İslam dini, nimete karşı saygıyı emrederken, israfı ise kesin bir dille yasaklamıştır.
Kur’an-ı Kerim’de, ‘Yiyin, için fakat israf etmeyin. Çünkü Allah israf edenleri sevmez.’ (A’râf, 7/31) buyruğu, bu konuda rehberimizdir.

Peygamber Efendimiz (s.a.v.) ise sade yaşamı, ölçülü harcamayı ve sofrada artanı değerlendirmeyi öğütlemiş, bizzat kendi hayatında da bunu uygulamıştır.

Bir lokma dahi kalsa onu çöpe atmak yerine bir hayvana, bir kuşa, bir muhtaca vermek sünnettir, rahmettir, insanlıktır.

İsraf yalnızca bir yiyeceğin çöpe atılması değil, aslında bir bilincin yok oluşudur.
Oysa Anadolu’nun hemen her köyünde hâlâ ‘nimet yerde kalmaz’ diyen yaşlıların sesleri yankılanır.

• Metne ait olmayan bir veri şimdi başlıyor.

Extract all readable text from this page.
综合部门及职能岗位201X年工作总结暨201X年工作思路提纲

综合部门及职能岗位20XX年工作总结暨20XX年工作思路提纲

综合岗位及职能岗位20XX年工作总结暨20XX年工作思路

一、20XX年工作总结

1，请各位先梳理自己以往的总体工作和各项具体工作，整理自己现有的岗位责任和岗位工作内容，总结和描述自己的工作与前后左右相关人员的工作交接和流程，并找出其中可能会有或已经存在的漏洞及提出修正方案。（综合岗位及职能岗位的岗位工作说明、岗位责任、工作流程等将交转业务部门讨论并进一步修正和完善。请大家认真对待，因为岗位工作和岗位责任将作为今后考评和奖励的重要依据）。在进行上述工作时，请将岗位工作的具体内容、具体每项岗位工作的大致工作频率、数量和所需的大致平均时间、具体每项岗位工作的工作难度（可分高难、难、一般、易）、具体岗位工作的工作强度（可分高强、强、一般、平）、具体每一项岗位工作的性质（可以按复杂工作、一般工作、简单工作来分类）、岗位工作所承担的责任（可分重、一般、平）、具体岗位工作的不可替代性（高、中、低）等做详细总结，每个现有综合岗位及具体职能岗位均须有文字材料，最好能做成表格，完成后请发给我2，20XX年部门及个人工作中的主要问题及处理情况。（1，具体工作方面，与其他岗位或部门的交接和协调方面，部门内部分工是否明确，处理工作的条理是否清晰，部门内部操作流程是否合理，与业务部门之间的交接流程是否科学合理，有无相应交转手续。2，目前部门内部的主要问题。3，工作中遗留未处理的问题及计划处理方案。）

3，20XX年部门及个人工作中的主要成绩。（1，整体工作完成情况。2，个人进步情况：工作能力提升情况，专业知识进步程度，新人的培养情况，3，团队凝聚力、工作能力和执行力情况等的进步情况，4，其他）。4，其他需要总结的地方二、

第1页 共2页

Modern yaşamın telaşıyla birlikte alışveriş listeleri büyüyor, ama tüketim bilinci aynı hızla gelişmiyor.

Market raflarında kampanyalar cazip gelirken, evde çöpe giden her parça sessiz bir kayıp oluyor.
Çocuklarımıza öğrettiğimiz tasarruf masalları, kendi davranışlarımızla çelişmemeli.
Ekmek torbasına saygı gösteren bir milletin, çöpe giden tonlarca gıdayı içselleştirmesi mümkün olmamalı.

Bu israf, sadece bugünün değil, yarının da kaynaklarını tüketiyor.
İsraf edilen her lokma, sadece bireysel değil, toplumsal ve uhrevi bir vebal taşıyor.